Words: Mike Berard
Photos: Zoya Lynch
“What do you want to be when you grow up?” It’s an innocuous question for children, and one that carries little weight for the average elementary student. After all, there is a seemingly limitless void of time between grade school and the pressures of a career. We want to be firefighters, police, marine biologists; when we end up being blog writers and accountants and parking lot attendants, we retain little memory of the path that got us there, and only a distant recollection of those original lofty goals. Not so for Danyelle Magnan, born to two environmentalist parents and raised in the low-key, big-relief mountain magnet of Jasper National Park, Alberta, “I grew up in Maligne Canyon in the woods in a little cabin with no electricity and no running water.” Magnan says. “I watched the park wardens working and I thought that was the coolest job in the world. That’s when I knew I wanted to be one.” Magnan remembers the origin story, and the path laid out before her, clearly. Or rather, the path she designed for herself.
We all can’t be rock stars, or pro skiers, or award-winning filmmakers, but some of us can. Fast forward 30 years from that moment of illumination in elementary school, and Magnan is now an avalanche operations officer for Parks Canada at Rogers Pass, B.C., near her adopted hometown of Revelstoke. In this role, Magnan is an avalanche forecaster for one of North America’s most cherished—and volatile—backcountry skiing destinations, and helps direct the avalanche control program, a massive undertaking considering the importance of the road that runs through the park, the Trans-Canada Highway. The avalanche control program involves coordination of a team of Parks Canada avalanche forecasters and technicians, visitor safety and highway operations staff, and Canadian Armed Forces personnel and Howitzers, under Operation PALACI, to ensure the safety and reliability of the transportation corridor in the most efficient and effective way. “It’s a partnership that has been almost 60 years now, and it allows us to do avalanche control 24 hours a day without being limited by light or weather.” she says. “With all of our target data, we can go out in the middle of the night and we can fire because we already have predetermined coordinates.” The job is undeniably rad, and one that many in the field of mountain operations strive for. So how did Magnan end up in this position? The same suite of answers heard in any other covered jobs arises: hard work, focus, drive, etc. But there’s one thread that runs through Magnan’s career preparation from those humble beginnings in Jasper to the top of the mountain in Rogers Pass: a love of snow. “I was always a passionate winter person.” says Magnan. “I competed in snowboarding throughout university. I eventually switched over to skiing. I felt pretty lucky once I realized I could make a living in the snow.”
Of course, calling the shots as an avalanche forecaster takes more than dreams. Magnan’s list of industry certifications runs a long as a Rogers Pass slide path, from professional level avalanche certifications, specialised rescue training to explosives endorsements, and her skiing experience is shored up with the most important designation of all, the Association of Canadian Mountain Guides (ACMG) ski guiding certification. “I am a ski guide.” she confirms. “But I didn’t go for the full mountain certification, although I’m obsessed with climbing. It’s become my passion.”

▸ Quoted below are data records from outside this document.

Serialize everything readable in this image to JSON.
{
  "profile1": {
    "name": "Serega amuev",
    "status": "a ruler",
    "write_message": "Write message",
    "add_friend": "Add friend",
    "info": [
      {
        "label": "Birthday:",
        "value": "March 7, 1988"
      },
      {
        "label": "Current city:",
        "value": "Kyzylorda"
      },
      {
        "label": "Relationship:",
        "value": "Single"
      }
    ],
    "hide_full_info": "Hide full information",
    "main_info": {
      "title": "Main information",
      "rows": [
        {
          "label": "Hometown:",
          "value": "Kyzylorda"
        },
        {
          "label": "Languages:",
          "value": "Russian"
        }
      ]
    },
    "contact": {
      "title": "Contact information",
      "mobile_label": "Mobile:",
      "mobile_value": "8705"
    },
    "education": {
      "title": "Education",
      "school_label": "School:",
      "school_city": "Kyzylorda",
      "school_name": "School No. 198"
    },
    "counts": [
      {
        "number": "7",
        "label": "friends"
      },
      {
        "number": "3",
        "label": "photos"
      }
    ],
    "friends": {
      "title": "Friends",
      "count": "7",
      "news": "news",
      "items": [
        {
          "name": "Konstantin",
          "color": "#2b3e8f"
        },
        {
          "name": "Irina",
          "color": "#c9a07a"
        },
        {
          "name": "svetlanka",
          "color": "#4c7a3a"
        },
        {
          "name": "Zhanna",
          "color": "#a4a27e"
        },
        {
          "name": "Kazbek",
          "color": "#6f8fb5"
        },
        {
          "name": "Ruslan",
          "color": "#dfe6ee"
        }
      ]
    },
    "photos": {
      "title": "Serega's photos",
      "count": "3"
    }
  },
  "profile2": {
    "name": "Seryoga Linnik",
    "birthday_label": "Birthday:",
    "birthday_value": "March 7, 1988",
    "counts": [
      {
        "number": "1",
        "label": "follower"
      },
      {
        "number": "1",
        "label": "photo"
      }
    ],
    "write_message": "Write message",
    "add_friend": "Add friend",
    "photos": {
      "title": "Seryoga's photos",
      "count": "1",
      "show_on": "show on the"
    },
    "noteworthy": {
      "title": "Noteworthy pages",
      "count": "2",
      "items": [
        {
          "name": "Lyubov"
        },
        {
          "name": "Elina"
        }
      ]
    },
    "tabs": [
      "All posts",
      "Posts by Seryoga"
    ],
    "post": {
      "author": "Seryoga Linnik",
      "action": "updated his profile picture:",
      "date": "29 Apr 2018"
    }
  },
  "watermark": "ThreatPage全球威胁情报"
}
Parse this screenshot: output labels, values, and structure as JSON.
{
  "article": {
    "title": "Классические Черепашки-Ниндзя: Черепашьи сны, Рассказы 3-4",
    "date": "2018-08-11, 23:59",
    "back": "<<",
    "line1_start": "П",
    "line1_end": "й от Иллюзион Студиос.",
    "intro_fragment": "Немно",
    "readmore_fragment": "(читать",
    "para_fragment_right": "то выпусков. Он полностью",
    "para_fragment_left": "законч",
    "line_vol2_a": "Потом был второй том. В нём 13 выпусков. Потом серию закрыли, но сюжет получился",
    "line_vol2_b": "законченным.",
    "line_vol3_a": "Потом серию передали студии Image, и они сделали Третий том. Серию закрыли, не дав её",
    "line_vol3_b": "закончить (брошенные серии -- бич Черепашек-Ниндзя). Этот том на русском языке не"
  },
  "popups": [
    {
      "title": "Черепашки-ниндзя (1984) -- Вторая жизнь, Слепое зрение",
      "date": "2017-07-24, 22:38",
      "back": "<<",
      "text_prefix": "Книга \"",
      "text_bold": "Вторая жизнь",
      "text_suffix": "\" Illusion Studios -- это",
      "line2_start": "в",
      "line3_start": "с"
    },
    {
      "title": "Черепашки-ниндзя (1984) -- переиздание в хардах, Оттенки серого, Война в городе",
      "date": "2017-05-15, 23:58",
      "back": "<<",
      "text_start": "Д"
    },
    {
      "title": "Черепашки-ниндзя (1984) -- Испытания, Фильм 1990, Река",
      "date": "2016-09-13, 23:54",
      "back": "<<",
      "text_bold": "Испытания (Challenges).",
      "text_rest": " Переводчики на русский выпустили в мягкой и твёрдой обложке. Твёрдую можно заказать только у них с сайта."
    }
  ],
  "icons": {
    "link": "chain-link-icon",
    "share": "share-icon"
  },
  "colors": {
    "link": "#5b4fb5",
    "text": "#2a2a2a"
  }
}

Sitting amongst the wall of framed certificates is a natural sciences degree from the University of Calgary, a requirement when she first started as a Parks Canada warden, a job that requires a sharp mind and a keen eye in Canada’s sacred national parks. “I went to University, did a bit of ski patrolling, started ticking those boxes and seeking out mentors.” she says. “I didn’t know many people that were backcountry skiing at that point. Most of the people I was still running with were riding terrain parks. I distinctly remember my first trip to Rogers Pass when I was in University, snowshoeing up Grizzly Shoulder and being in awe of it.” She says, laughing. “It’s hilarious now, I’m looking across the street from my office as I speak to you, and I remember thinking about how huge it was that time. It was huge and inspiring, and I wanted to learn more.” Still, she persisted. And once again, the love of snow continued to propel her forward on the career skintrail.
“My park warden job brought me to Revelstoke, where I really fell in love with backcountry skiing.” She recalls. “I was totally hooked. On my days off I was skiing with a group of motivated people, like Greg Hill and Joey Vosburgh, who exposed me to so much. I had an accelerated learning curve. At work, I had amazing mentors like Sylvia Forest, Grant Statham and Jeff Goodrich, and I could not have moved up into a forecasting position without their mentorship.”
“You are lucky to have such a rad job.” is a statement heard by few people. Hopefully, if we are lucky, we will hear it during our lifetime. Most will not. It’s taken Magnan over 15 years of hard work and laser focus to arrive here—and a lifetime of preparation. Luck has little to do with it. “It’s funny how life can take you to different places.” she says “I don’t think I ended up where I thought I would have when I started. But even as a teenager looking ahead, I would have been excited to have ended up here. I love my job. I feel that I am contributing to the overall safety of the travelling public, and facilitating people ski touring and visiting places that I adore. Glacier National Park is a special place, and to help people see it is very satisfying.”